World Health Organization declared coronavirus disease 2019 (COVID-19) a pandemic on 11 March 2020. As of 18 May 2020, more than 4.7 million cases have been diagnosed globally resulting in a tremendous impact on health and economy worldwide. In this COVID-19 pandemic era, stroke physicians and allied healthcare providers need to consider the following points.
First, it seems that stroke is attributed to COVID-19. However, the exact prevalence and pathogenic mechanisms of stroke in COVID-19 patients remain controversial. A report showed that about 6% of COVID-19 patients have strokes [1]. However, stroke patients account for only about 1% of COVID-19 patients in Daegu, where the biggest COVID-19 outbreak of South Korea occurred (personal communication with Dr. Jun Lee). Because COVID-19 tests have been extensively performed in Korea, there may have been more mild or asymptomatic cases in Korea, which may explain the relatively low incidence of stroke in Korean COVID-19 patients.
Presumed stroke mechanisms include hypercoagulability and cardioembolism resulting from viral myocarditis or cardiac failure. Various mechanisms for coagulopathy in COVID-19 were discussed in this issue of Journal of Stroke [2], An additional mechanism would be through the renin-angiotensin system (RAS). Severe acute respiratory syndrome coronavirus 2 (SARS-CoV-2) viruses deplete angiotensin-converting enzyme 2 (ACE2) through receptor endocytosis upon viral entry, leaving ACE1 with unopposed generation of angiotensin II. The resulting activation of the RAS pathway may lead to increased sympathetic nervous system activation, excessive oxidative stress, and inflammatory/immunological responses [3].
Another practical and critical issue is the potential for suboptimal stroke care due to fear of COVID-19 infection, shortage of medical resources, and staffing shortfalls. In this issue of Journal of Stroke, Korean stroke experts provided a consensus opinion on strategies to manage acute stroke patients in the COVID-19 pandemic era [4]. Another study from Taiwan described strategies in stroke management established in Cheng Kung hospitals [5]. They both suggested reasonable approaches for providing optimal stroke care while protecting the stroke team from COVID-19 infection. One commonality in almost all countries is the decreased number of stroke patients admitted these days. This is likely due to the fact that patients, especially those with mild symptoms, have refrained from seeking hospital treatment for fear of COVID-19 infection. Another possible explanation could be an actual decrease in stroke incidence as a result of reduced air pollution, a global factor related to the development of stroke [6].
A report from Egypt in this issue [7], which compared the status of stroke patients before and after the COVID-19 pandemic, also showed fewer admitted cases. Thus, strokes in admitted patients were generally more severe than before. However, their report was not pessimistic. They found that the onset-to-door time was shortened and the proportion of patients receiving thrombolysis or thrombectomy actually increased. Although these findings may simply reflect that only severe cases visited the emergency department, the overall clinical outcome of admitted stroke patients was not different from that in the preCOVID-19 era.
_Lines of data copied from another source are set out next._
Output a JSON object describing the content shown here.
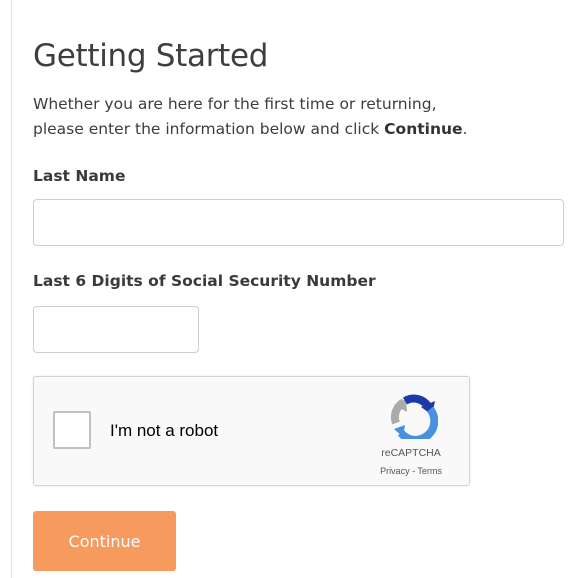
{
  "header": {
    "title": "Getting Started"
  },
  "intro": {
    "line1": "Whether you are here for the first time or returning,",
    "line2_prefix": "please enter the information below and click ",
    "line2_bold": "Continue",
    "line2_suffix": "."
  },
  "form": {
    "last_name": {
      "label": "Last Name",
      "value": "",
      "placeholder": ""
    },
    "ssn_last6": {
      "label": "Last 6 Digits of Social Security Number",
      "value": "",
      "placeholder": ""
    }
  },
  "captcha": {
    "label": "I'm not a robot",
    "brand": "reCAPTCHA",
    "privacy_label": "Privacy",
    "separator": " - ",
    "terms_label": "Terms",
    "checked": false,
    "logo_icon": "recaptcha-logo-icon"
  },
  "actions": {
    "continue_label": "Continue"
  },
  "colors": {
    "accent": "#f79a5e",
    "text": "#333333",
    "border": "#cfcfcf",
    "captcha_blue": "#1c3aa9",
    "captcha_lightblue": "#4a90e2",
    "captcha_gray": "#ababab"
  }
}
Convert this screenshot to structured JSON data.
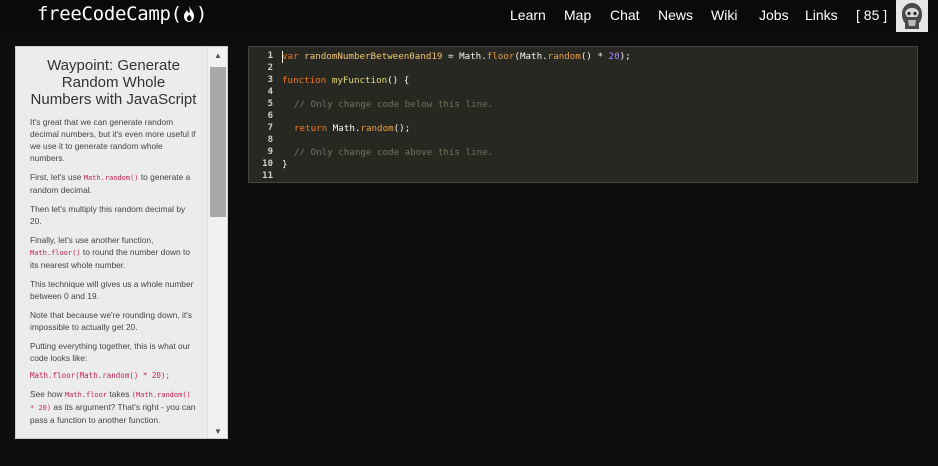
{
  "navbar": {
    "logo_text": "freeCodeCamp",
    "links": [
      "Learn",
      "Map",
      "Chat",
      "News",
      "Wiki",
      "Jobs",
      "Links"
    ],
    "points": "[ 85 ]"
  },
  "panel": {
    "title": "Waypoint: Generate Random Whole Numbers with JavaScript",
    "p1": "It's great that we can generate random decimal numbers, but it's even more useful if we use it to generate random whole numbers.",
    "p2_before": "First, let's use ",
    "p2_code": "Math.random()",
    "p2_after": " to generate a random decimal.",
    "p3": "Then let's multiply this random decimal by 20.",
    "p4_before": "Finally, let's use another function, ",
    "p4_code": "Math.floor()",
    "p4_after": " to round the number down to its nearest whole number.",
    "p5": "This technique will gives us a whole number between 0 and 19.",
    "p6": "Note that because we're rounding down, it's impossible to actually get 20.",
    "p7": "Putting everything together, this is what our code looks like:",
    "code_example": "Math.floor(Math.random() * 20);",
    "p8_before": "See how ",
    "p8_code1": "Math.floor",
    "p8_mid": " takes ",
    "p8_code2": "(Math.random() * 20)",
    "p8_after": " as its argument? That's right - you can pass a function to another function."
  },
  "editor": {
    "line_numbers": [
      "1",
      "2",
      "3",
      "4",
      "5",
      "6",
      "7",
      "8",
      "9",
      "10",
      "11"
    ],
    "line1": {
      "kw": "var",
      "name": "randomNumberBetween0and19",
      "eq": " = ",
      "obj1": "Math",
      "dot1": ".",
      "m1": "floor",
      "p1": "(",
      "obj2": "Math",
      "dot2": ".",
      "m2": "random",
      "rest": "() * ",
      "num": "20",
      "end": ");"
    },
    "line3": {
      "kw": "function",
      "name": "myFunction",
      "rest": "() {"
    },
    "line5": "// Only change code below this line.",
    "line7": {
      "kw": "return",
      "obj": "Math",
      "dot": ".",
      "m": "random",
      "rest": "();"
    },
    "line9": "// Only change code above this line.",
    "line10": "}"
  }
}
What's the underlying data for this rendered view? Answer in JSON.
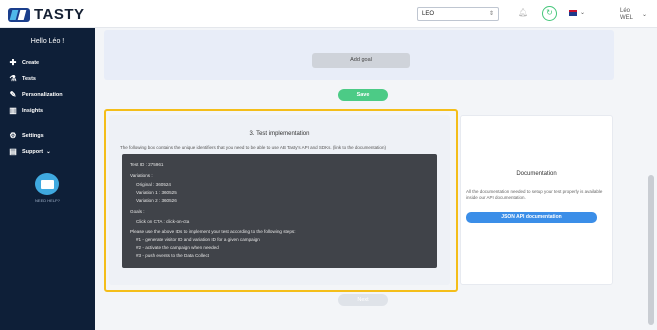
{
  "header": {
    "logo_text": "TASTY",
    "site_select": "LEO",
    "user_name": "Léo",
    "user_surname": "WEL"
  },
  "sidebar": {
    "greeting": "Hello Léo !",
    "items": [
      {
        "label": "Create",
        "icon": "plus-icon"
      },
      {
        "label": "Tests",
        "icon": "flask-icon"
      },
      {
        "label": "Personalization",
        "icon": "pen-icon"
      },
      {
        "label": "Insights",
        "icon": "bar-chart-icon"
      },
      {
        "label": "Settings",
        "icon": "gear-icon"
      },
      {
        "label": "Support",
        "icon": "book-icon"
      }
    ],
    "help_label": "NEED HELP?"
  },
  "goals": {
    "add_goal_label": "Add goal",
    "save_label": "Save"
  },
  "implementation": {
    "title": "3. Test implementation",
    "description": "The following box contains the unique identifiers that you need to be able to use AB Tasty's API and SDKs. (link to the documentation)",
    "code_lines": [
      "Test ID : 275961",
      "Variations :",
      "  Original : 360524",
      "  Variation 1 : 360525",
      "  Variation 2 : 360526",
      "Goals :",
      "  Click on CTA : click-on-cta",
      "Please use the above IDs to implement your test according to the following steps:",
      "  #1 - generate visitor ID and variation ID for a given campaign",
      "  #2 - activate the campaign when needed",
      "  #3 - push events to the Data Collect"
    ]
  },
  "documentation": {
    "title": "Documentation",
    "description": "All the documentation needed to setup your test properly is available inside our API documentation.",
    "button_label": "JSON API documentation"
  },
  "footer": {
    "next_label": "Next"
  },
  "colors": {
    "sidebar_bg": "#0e1f38",
    "accent_green": "#4ccb86",
    "accent_blue": "#3b8ee8",
    "highlight_yellow": "#f4be1a"
  }
}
Although COVID-19 infection is disastrous, even for stroke physicians, this may provide us with a rare opportunity to gain insight on the pathogenesis of stroke associated with infection. We also need to maintain optimism and try our best to establish strategies for providing effective stroke therapies to admitted stroke patients. However, given that patients with mild symptoms should also receive appropriate therapy, the decreased number of admitted patients is concerning. The overall impact of COVID-19 on outcomes of stroke patients (hospitalized and non-hospitalized) remains to be seen. It also remains to be observed cautiously what would be the eventual impact of the economic deterioration on stroke care in the COVID-19 era.